Sen. Tammy Duckworth / Getty Images

Sen. Tammy Duckworth (D., Ill.) became the first U.S. Senator to give birth while in office, delivering her second daughter Monday.

Duckworth issued a statement announcing the birth of Maile Pearl Bowlsbey and thanking loved ones for their support, the Chicago Sun-Times reported. Duckworth said her daughter is named after her husband Bryan Bowlsbey’s great aunt, who served in World War II as an Army officer and a nurse.

"Pearl Bowlsbey Johnson was Bryan’s great Aunt, an Army Officer and a nurse who served during the Second World War," the statement reads. "He spent many summer months with her while growing up, we feel her presence still and are grateful for her service to our nation during the most challenging of times."

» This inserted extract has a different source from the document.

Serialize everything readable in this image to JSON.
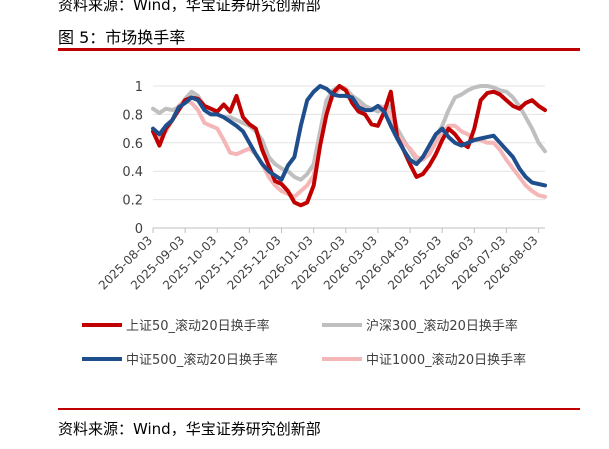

Duckworth also thanked her "wonderful medical teams" for helping her and her husband have their second child.

"We’re also so grateful for the love and support of our friends and family, as well as our wonderful medical teams for everything they’ve done to help us in our decades-long journey to complete our family," she said.

She expressed her and her family’s thanks to the former Hawaii Sen. Daniel Akaka, who died Friday after leaving the Senate in 2013.

"Bryan, Abigail and I couldn’t be happier to welcome little Maile Pearl as the newest addition to our family and we’re deeply honored that our good friend Senator Akaka was able to bless her name for us — his help in naming both of our daughters means he will always be with us," she said.

Duckworth, who turned 50 last month, retired as an Army lieutenant colonel in 2014. She served as a helicopter pilot in Iraq, where she lost both her legs when her UH-60 Black Hawk helicopter was struck by a rocket-propelled grenade.

Duckworth has worked on legislation to give women places to breastfeed in airports and to help parents who are in the armed forces spend time with their newborn children, and she said in her statement that she wants to continue focusing on parenthood as an economic issue.

"Parenthood isn’t just a women’s issue, it’s an economic issue and one that affects all parents—men and women alike," she said in the statement. "As tough as juggling the demands of motherhood and being a Senator can be, I’m hardly alone or unique as a working parent, and my children only make me more committed to doing my job and standing up for hardworking families everywhere."